This is a sidebar to my two previous posts here and here.
These are crazy times in the mediascape, and not just because of crazy valuations of startup apps. How do all these socially risky apps get out into the digital ecosphere? They don’t take a lot of people, time or other resources to build anymore – not like digital media products and services of lore, anyway, as a recent NYT Magazine article by a young software engineer made clear. And there’s money, in the form of venture capital, available for growing app developers’ companies and potentially for acquisition down the line (as with Facebook acquiring Instagram and Whatsapp).
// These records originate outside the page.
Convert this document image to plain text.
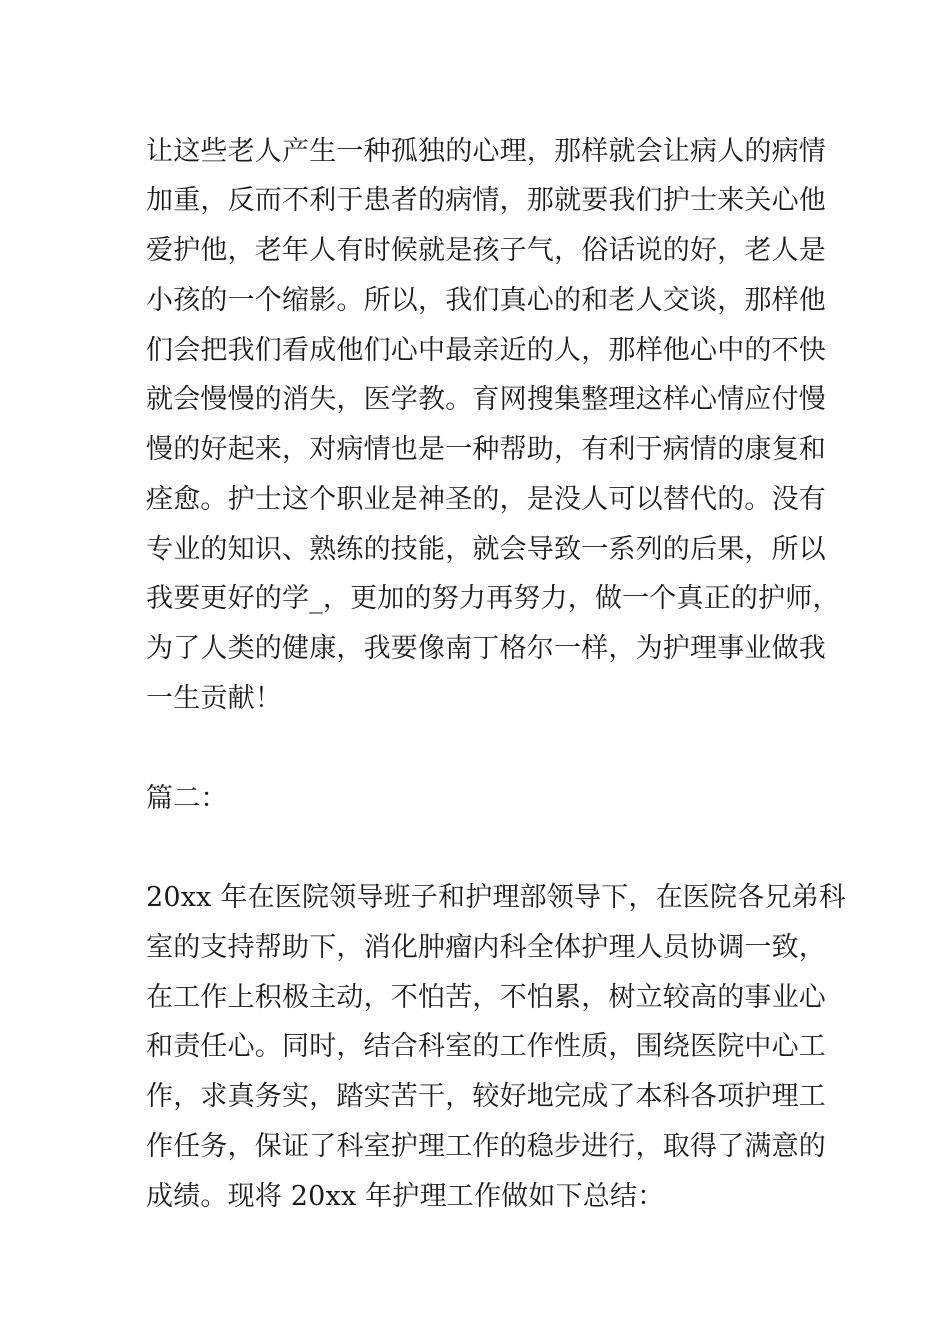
让这些老人产生一种孤独的心理，那样就会让病人的病情
加重，反而不利于患者的病情，那就要我们护士来关心他
爱护他，老年人有时候就是孩子气，俗话说的好，老人是
小孩的一个缩影。所以，我们真心的和老人交谈，那样他
们会把我们看成他们心中最亲近的人，那样他心中的不快
就会慢慢的消失，医学教。育网搜集整理这样心情应付慢
慢的好起来，对病情也是一种帮助，有利于病情的康复和
痊愈。护士这个职业是神圣的，是没人可以替代的。没有
专业的知识、熟练的技能，就会导致一系列的后果，所以
我要更好的学_，更加的努力再努力，做一个真正的护师，
为了人类的健康，我要像南丁格尔一样，为护理事业做我
一生贡献！
篇二：
20xx 年在医院领导班子和护理部领导下，在医院各兄弟科
室的支持帮助下，消化肿瘤内科全体护理人员协调一致，
在工作上积极主动，不怕苦，不怕累，树立较高的事业心
和责任心。同时，结合科室的工作性质，围绕医院中心工
作，求真务实，踏实苦干，较好地完成了本科各项护理工
作任务，保证了科室护理工作的稳步进行，取得了满意的
成绩。现将 20xx 年护理工作做如下总结：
“Most apps launch with a minimum viable product. The adage is that with startups, you’re falling out of the sky and trying to build the plane before you hit the ground. And that usually works…. [But] a false move in terms of moderation policies, security, or this new Share feature [allowing users to post any secret they find on Secret to Twitter or Facebook or via text or email] could leave a bad taste that might be hard to wash out. But that scrutiny [of these products] is the price you pay for rapid success in a frontier territory like anonymous mobile sharing,” TechCrunch reports. This copy-and-paste capability is not new (it’s at least as old as email), but it underscores the fact that there’s nothing private about digital secrets even if posted anonymously. Just two examples of how they can go public: 1) somebody guesses who posted a “secret” and forwards or reposts it elsewhere with the original poster’s name or 2) a service is subpoenaed or otherwise ordered by a court to provide the IP address and other identifying information of a user who posts harassing or threatening content.